Music Inspired By Trains

Bruckner and Dvořák loved them, Wagner hated them and Mendelssohn found a trip on a free-wheeling locomotive “agony for the nerves”. Dvořák was, literally, a trainspotter: he loved nothing more than visiting the Franz-Josef Station in Prague and loved chatting with locomotive engineers. Percy Grainger adored travelling by train, and during journeys loved to spread his manuscripts out and compose.

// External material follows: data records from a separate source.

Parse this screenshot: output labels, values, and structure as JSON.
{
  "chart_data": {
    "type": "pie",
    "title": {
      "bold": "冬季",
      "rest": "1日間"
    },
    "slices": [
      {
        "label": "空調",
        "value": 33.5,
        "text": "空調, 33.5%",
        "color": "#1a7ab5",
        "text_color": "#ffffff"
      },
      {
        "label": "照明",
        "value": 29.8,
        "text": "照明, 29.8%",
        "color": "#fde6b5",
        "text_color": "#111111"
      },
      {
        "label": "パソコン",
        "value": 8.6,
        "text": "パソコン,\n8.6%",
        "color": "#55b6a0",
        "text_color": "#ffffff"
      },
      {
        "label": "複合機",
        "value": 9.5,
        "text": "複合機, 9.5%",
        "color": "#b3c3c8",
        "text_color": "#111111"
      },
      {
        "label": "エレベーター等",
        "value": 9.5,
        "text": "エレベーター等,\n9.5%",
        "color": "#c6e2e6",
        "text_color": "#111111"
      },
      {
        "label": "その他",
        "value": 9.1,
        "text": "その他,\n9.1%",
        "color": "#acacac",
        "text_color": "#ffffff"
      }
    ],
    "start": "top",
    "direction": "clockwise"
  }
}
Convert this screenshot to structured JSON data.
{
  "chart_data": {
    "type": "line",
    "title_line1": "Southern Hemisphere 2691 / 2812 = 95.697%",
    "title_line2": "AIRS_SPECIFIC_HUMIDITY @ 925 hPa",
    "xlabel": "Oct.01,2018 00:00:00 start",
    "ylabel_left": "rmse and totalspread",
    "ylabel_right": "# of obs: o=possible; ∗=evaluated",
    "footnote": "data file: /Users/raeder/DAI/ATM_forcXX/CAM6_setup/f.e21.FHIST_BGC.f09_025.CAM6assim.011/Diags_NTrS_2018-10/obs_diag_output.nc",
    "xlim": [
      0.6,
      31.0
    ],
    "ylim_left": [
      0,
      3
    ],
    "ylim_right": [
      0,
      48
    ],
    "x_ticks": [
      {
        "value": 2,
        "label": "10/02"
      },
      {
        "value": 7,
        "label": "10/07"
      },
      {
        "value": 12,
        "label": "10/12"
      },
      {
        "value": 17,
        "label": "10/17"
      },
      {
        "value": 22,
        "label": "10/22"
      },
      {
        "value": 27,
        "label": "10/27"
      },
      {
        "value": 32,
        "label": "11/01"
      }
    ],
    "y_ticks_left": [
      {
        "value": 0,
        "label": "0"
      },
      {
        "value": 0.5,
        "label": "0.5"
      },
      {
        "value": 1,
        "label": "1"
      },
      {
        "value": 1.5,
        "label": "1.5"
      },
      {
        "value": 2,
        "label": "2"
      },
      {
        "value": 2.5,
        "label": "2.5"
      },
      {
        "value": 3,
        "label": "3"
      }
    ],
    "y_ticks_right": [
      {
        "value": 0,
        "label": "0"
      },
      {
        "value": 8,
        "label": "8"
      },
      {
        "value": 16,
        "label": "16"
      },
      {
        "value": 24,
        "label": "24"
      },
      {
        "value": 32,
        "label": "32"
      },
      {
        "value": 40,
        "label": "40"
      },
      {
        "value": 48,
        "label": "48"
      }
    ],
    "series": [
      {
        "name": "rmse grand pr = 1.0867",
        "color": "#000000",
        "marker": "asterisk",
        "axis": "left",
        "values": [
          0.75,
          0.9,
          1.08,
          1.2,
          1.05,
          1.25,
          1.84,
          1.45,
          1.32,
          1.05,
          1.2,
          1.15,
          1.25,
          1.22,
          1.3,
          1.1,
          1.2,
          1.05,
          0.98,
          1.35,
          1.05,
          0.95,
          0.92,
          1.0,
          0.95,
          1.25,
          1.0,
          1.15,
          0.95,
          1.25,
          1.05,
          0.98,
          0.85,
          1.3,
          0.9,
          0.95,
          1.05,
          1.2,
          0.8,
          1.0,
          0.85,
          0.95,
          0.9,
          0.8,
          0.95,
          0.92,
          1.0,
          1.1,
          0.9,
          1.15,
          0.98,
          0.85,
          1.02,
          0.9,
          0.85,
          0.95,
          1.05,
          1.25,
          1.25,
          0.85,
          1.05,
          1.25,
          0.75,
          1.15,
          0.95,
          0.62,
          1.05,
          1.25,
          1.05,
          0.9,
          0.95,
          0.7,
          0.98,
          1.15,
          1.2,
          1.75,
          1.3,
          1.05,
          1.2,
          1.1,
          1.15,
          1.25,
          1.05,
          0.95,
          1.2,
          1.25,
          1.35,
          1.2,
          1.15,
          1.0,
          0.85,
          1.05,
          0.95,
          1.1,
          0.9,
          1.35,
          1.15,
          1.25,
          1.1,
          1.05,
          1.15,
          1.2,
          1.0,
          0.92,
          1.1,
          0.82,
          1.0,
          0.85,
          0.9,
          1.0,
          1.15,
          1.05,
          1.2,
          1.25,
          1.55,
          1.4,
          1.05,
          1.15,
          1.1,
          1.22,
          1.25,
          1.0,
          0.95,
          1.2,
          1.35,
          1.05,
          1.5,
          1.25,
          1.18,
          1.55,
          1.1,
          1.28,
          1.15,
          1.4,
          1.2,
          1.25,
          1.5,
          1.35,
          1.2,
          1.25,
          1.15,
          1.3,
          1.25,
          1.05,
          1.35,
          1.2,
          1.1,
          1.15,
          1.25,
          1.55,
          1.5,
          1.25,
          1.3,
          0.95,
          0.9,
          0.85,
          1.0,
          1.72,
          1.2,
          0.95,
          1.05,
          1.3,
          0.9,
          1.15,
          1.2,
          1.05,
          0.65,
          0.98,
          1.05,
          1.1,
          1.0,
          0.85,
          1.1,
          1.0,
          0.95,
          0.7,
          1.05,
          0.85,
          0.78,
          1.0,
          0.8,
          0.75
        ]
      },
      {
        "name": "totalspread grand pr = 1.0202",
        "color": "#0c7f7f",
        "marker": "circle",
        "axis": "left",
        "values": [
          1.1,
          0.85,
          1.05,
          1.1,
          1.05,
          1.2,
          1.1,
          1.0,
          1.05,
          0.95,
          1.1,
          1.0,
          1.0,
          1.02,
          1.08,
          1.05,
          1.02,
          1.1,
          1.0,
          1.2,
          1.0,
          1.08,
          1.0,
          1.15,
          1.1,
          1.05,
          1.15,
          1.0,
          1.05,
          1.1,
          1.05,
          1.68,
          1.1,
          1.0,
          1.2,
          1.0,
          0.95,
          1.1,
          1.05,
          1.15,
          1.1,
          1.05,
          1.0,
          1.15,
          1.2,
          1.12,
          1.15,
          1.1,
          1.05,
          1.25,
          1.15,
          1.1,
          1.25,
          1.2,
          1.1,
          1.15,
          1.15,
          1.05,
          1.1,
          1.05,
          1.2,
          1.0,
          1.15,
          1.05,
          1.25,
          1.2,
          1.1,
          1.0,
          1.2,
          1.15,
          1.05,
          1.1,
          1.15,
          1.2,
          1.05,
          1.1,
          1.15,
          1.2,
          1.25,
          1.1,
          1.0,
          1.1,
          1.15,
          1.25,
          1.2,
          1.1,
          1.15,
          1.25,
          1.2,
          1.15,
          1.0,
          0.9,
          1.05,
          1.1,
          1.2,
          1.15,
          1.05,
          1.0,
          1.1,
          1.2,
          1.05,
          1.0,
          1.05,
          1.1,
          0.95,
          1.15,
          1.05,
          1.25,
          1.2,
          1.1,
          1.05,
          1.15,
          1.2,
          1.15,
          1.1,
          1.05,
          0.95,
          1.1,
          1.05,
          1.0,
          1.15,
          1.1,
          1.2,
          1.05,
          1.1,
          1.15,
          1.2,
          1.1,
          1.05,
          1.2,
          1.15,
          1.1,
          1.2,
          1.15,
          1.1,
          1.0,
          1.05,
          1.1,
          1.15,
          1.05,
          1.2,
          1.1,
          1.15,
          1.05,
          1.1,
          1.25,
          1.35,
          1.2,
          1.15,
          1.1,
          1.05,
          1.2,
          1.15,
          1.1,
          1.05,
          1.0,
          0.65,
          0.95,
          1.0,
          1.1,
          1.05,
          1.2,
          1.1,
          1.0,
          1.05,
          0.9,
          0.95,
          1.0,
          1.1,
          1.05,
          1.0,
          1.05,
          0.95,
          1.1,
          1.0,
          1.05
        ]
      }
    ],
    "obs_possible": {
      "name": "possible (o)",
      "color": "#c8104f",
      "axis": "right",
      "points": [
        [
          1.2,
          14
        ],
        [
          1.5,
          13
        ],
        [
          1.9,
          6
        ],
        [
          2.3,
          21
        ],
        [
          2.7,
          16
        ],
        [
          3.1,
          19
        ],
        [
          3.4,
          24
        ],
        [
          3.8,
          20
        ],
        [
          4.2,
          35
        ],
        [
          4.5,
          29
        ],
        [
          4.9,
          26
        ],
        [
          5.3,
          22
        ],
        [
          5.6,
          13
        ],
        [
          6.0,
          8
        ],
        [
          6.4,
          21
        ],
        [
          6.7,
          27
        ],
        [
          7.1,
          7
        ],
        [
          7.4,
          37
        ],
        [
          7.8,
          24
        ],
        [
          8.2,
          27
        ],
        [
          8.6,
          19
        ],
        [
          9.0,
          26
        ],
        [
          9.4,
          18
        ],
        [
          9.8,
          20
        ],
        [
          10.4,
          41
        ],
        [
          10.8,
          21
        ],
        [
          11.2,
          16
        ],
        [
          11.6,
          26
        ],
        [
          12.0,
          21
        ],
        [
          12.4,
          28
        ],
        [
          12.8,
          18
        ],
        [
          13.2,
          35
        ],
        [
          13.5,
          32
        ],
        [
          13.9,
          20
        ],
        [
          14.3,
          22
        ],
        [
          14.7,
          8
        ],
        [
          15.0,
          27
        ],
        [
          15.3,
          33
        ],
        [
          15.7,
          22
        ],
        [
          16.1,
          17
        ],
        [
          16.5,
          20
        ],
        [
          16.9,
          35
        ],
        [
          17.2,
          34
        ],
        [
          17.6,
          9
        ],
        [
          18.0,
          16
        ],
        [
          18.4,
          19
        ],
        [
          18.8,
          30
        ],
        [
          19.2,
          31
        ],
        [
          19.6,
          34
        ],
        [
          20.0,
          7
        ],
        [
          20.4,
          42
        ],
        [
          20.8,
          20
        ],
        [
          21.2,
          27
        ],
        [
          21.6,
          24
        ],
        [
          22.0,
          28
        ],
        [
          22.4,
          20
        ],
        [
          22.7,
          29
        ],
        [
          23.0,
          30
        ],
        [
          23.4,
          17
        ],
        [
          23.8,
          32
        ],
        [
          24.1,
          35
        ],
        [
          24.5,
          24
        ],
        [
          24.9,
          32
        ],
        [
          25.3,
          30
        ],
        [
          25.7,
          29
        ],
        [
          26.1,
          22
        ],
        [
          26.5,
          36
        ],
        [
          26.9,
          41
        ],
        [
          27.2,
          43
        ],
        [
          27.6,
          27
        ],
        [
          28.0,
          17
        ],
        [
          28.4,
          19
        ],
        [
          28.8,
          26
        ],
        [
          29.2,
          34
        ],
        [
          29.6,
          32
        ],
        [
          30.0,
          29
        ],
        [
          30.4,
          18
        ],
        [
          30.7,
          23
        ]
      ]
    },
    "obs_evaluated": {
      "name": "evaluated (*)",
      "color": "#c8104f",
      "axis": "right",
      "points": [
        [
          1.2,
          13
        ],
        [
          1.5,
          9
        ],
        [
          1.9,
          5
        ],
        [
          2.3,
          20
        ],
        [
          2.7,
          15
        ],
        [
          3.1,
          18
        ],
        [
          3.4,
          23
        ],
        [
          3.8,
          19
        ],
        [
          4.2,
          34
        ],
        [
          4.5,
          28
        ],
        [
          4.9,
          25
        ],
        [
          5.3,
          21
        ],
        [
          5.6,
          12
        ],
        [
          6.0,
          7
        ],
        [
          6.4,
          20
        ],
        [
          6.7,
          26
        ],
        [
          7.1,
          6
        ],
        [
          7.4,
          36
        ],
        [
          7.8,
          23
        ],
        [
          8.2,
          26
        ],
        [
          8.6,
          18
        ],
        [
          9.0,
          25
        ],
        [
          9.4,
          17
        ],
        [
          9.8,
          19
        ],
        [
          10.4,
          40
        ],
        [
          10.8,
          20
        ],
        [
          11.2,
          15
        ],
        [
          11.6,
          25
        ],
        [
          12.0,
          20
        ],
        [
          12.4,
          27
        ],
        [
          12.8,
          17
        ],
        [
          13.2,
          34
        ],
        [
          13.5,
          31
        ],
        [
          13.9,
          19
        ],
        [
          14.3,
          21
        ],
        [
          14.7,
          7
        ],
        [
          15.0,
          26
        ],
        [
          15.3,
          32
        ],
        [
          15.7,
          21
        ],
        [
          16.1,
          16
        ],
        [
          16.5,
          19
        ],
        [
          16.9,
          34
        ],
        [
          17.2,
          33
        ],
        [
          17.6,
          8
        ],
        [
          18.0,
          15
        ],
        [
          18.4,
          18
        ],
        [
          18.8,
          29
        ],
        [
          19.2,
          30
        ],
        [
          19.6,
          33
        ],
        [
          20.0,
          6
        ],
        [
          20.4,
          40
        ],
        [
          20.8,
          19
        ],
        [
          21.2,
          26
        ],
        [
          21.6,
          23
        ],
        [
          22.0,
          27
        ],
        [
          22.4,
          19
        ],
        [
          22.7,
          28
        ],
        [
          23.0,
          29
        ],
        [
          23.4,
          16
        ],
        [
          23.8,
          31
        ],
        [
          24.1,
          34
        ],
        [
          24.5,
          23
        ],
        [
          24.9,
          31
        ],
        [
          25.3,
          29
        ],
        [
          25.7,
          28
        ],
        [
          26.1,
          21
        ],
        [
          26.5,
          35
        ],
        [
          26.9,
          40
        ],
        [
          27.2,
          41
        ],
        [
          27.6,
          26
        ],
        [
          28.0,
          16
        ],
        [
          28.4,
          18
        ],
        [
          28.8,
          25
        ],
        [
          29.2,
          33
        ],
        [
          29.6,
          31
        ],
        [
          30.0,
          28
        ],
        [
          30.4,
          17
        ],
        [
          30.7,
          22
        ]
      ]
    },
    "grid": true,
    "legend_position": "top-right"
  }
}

This week Phil and I look at which composers have got steamed up about trains

Mikhail Glinka
Travelling Song (The Train Song), 1840
Peter Gluboky (bass)
Ilya Scheps (piano)

Glinka’s Train Song or Travelling Song is probably the first ever railway song to be composed and is a setting of a text by his friend Nestor Kukolnik. The song is part of a cycle of twelve songs entitled A Farewell to St Petersburg. The song cycle provides a good illustration of Glinka’s eclectic style with Russian, Spanish and Italian influences. It has a fast tempo, entertaining tongue twisting rhymes and is effectively a perpetuum mobile – a continuous stream of notes played at a rapid tempo.

Heitor Villa-Lobos
The Little Train of the Caipira, 1930 from Bachianas Brasileiras No 2
London Symphony Orchestra
Eugene Goossens (conductor)

The Little Train of the Caipira belongs to the fifth of a series of nine pieces called the ‘Bachianas Brasileiras’ composed by Heitor Villa-Lobos 1887-1959
It took time for classical orchestras to discover the sounds of Brazilian music and Villa-Lobos led the way – bringing the instruments, rhythms and melodies of his home, Brazil, into the concert hall and creating a vibrant, exciting new sound. The piece re-creates the journey of a shuddering steam train, carrying the ‘caipira’ or ‘people of the countryside’ off to pick berries in the fields. Villa-Lobos use the power of the orchestra to bring the locomotive to life: clarinets and trombones become steam whistles; percussion instruments, like the ganza (shaker) and reco reco (scraper), re-create the clattering, hissing engine; syncopated rhythms propel the wheels; and folk tune-inspired melodies add a distinctive Brazilian flavour.

Benjamin Britten
Night Mail
Simon Russell Beale
Birmingham Contrmporary Music Group
Martyn Brabbins (conductor)

On leaving the College, Britten was determined at all costs to make his living as a professional composer. He began to write incidental music for the GPO Film Unit as well as for small theatre companies and for BBC radio. In 1936 Britten and the poet W H Auden collaborated on Night Mail, probably the most celebrated of all 1930s documentary films. It tells the story of the special postal express train collecting, sorting and delivering mail as it travels overnight from London to Glasgow.

Arthur Honegger
Pacific 231
WDR Symphony Orchedtra Cologne
Stéphane Denève (conductor)

Pacific 231 was inspired by a locomotive (the “231”, describes the wheel arrangement). Some European railways used a system where the number of axles was counted instead of the number of wheels, 4-6-2 becoming 231. Honegger brilliantly orchestrates the potent hissing of steam, the piercing protestations of bearings, and the skidding of steel wheels as the power surges. Although the basic tempo is virtually constant, the impression of cumulative momentum – of vast mass gathering speed – is terrific.

Hector Berlioz
Le Chant des Chemins de Fer, 1846
Rolando Villazón (tenor)
National Orchestra of Toulouse
Michel Plasson (conductor)

The Song of the Railways – a Cantata in B minor, op19 no3 – is a brief, ten minute long celebratory piece for tenor, chorus and orchestra. Consisting of just three verses, it was commissioned by the city of Lille to mark the opening, in 1846, of the city’s shiny new railway station. As might be expected, it is a cheerful piece, full of bouncy rhythms, apart from a brief prayer section, and perhaps slightly reminiscent of the Marseillaise. Even in France performances have always been rare, but it was given an outing in Lille in 2004, when there was an opening ceremony to celebrate the city starting its year as European Capital of Culture.